Finish the book. My oldest friend, we’ve known each other since we met at the University of Tennessee when we were 19, asked me these questions: “How many people do you know who want to write a book? How many people do you know who ever even started a book? How many people do you know who have ever finished a book?
I realized that although I knew many people who said they were going to write a book one day, I didn’t know a single person who’d even started, much less finished a book.
My friend told me that this was a universal phenomenon and that if I finished a book, he would personally certify that it would be published by the sheer fact of the rarity of anyone’s ever finishing one. He bet me a million dollars that sheer momentum would carry any book I completed all the way through the process of getting an agent and getting published if I would simply (1) start and (2) finish a book. Any book. He was right.
You don’t need anything else before these 2 steps have been completed – not an agent, not anything.
The second best bit of advice came from a great documentary film writer I worked with. He’s also a Professor of Shakespeare. Instead of suggesting fixes for my work, he told me to ask myself: “What are you trying to say?” I listened to him and whenever I’d get confused or stuck, I’d ask myself what I was trying to say and then sit still and listen for the answer. It always comes. Sometimes you realize what you were trying to say was so stupid you don’t need to write it down. Other times it gets you to the most meaningful part of the book.
The third thing is: you’ve got to learn to be edited. You’ve gotta learn how to cope with being edited. It’s hard.
Be careful who you show your work to. Some people don’t know squat – not even that they don’t know squat. Be sure the person you show the book to is someone who would be a likely customer for that kind of book. For example, I could never help someone with explicit or violent material, because I never read it and don’t know what is considered “good” in those genres.
You have to be strongly opinionated to write in the first place, then flexible while you’re getting edited, then come back strong in the re-write.
Writers have to learn to be solitary people. If they are out talking to people about their writing, they aren’t writing. When I’m out yakking or shopping I tell myself I’m “collecting material” or “living” but I’m not sure how often I’m just avoiding writing.
There are two clearly defined groups of writers – the ones who talk about it and the ones who do it. I don’t won’t to get over into the wrong category due to laziness.

March 7, 2007

Great Writers Speak

I’ve been listening to a set of audio CDs compiled from Terry Gross’ interviews with writers on her NPR show Fresh Air. The insights contained therein are REALLY great. I ordered it from NPR’s online store.

February 23, 2007

New and Improved Writing Techniques

napkinnotes.jpg
Gradually I transitioned to the much more “professional” and “elegant” way of creating a first draft — fast food napkins — these notes were clearly produced during a McDonald’s phase. : )

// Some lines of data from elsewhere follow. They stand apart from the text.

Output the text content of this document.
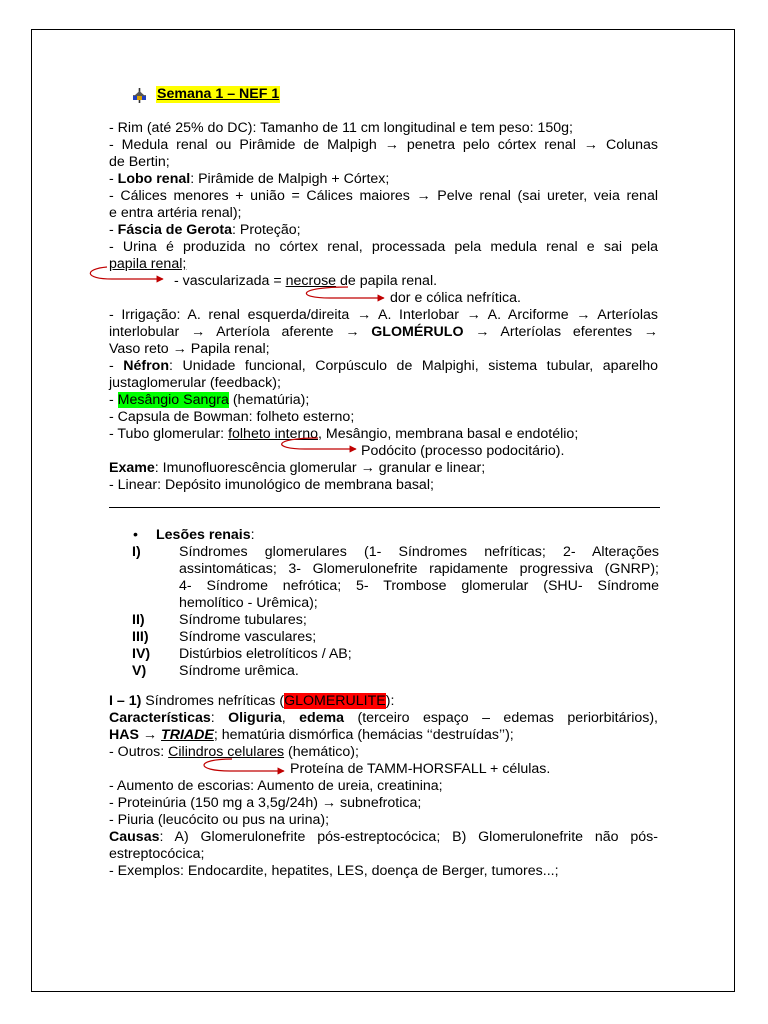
Semana 1 – NEF 1
- Rim (até 25% do DC): Tamanho de 11 cm longitudinal e tem peso: 150g;
- Medula renal ou Pirâmide de Malpigh → penetra pelo córtex renal → Colunas
de Bertin;
- Lobo renal: Pirâmide de Malpigh + Córtex;
- Cálices menores + união = Cálices maiores → Pelve renal (sai ureter, veia renal
e entra artéria renal);
- Fáscia de Gerota: Proteção;
- Urina é produzida no córtex renal, processada pela medula renal e sai pela
papila renal;
- vascularizada = necrose de papila renal.
dor e cólica nefrítica.
- Irrigação: A. renal esquerda/direita → A. Interlobar → A. Arciforme → Arteríolas
interlobular → Arteríola aferente → GLOMÉRULO → Arteríolas eferentes →
Vaso reto → Papila renal;
- Néfron: Unidade funcional, Corpúsculo de Malpighi, sistema tubular, aparelho
justaglomerular (feedback);
- Mesângio Sangra (hematúria);
- Capsula de Bowman: folheto esterno;
- Tubo glomerular: folheto interno, Mesângio, membrana basal e endotélio;
Podócito (processo podocitário).
Exame: Imunofluorescência glomerular → granular e linear;
- Linear: Depósito imunológico de membrana basal;
• Lesões renais:
I)	Síndromes glomerulares (1- Síndromes nefríticas; 2- Alterações
assintomáticas; 3- Glomerulonefrite rapidamente progressiva (GNRP);
4- Síndrome nefrótica; 5- Trombose glomerular (SHU- Síndrome
hemolítico - Urêmica);
II) Síndrome tubulares;
III) Síndrome vasculares;
IV) Distúrbios eletrolíticos / AB;
V) Síndrome urêmica.
I – 1) Síndromes nefríticas (GLOMERULITE):
Características: Oliguria, edema (terceiro espaço – edemas periorbitários),
HAS → TRIADE; hematúria dismórfica (hemácias ‘‘destruídas’’);
- Outros: Cilindros celulares (hemático);
Proteína de TAMM-HORSFALL + células.
- Aumento de escorias: Aumento de ureia, creatinina;
- Proteinúria (150 mg a 3,5g/24h) → subnefrotica;
- Piuria (leucócito ou pus na urina);
Causas: A) Glomerulonefrite pós-estreptocócica; B) Glomerulonefrite não pós-
estreptocócica;
- Exemplos: Endocardite, hepatites, LES, doença de Berger, tumores...;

Early Stages of Heart in the Right Place

med-notes.jpg
Large piles of scraps of paper with one-liners written on them — snippets of conversation, ideas…

February 5, 2007

Writing

Go to Borders Cafe…buy hot chocolate…bring headphones for your laptop.

And be careful who you show your work to. Be sure it’s is someone who likes books in the same genre you are writing in. As you can sometimes intuit from reading savage book reviews, you are putting a gun to your head by having your draft romance novel critiqued by a guy whose favorite reads are computer manuals and military history.

Editing is a very high-skill, specialized talent. Few people can do it. Your cousin or immediate family members are very likely to be rotten at it and will (purposely or by accident) crush both your artistic spirit and your will to live if you ask them for writing advice.

The intersection of art and commerce is like throwing yourself into a paper shredder, a hay baling machine, a combine, a thresher, a sugarcane press (depending on the area of the country you live in and what’s available).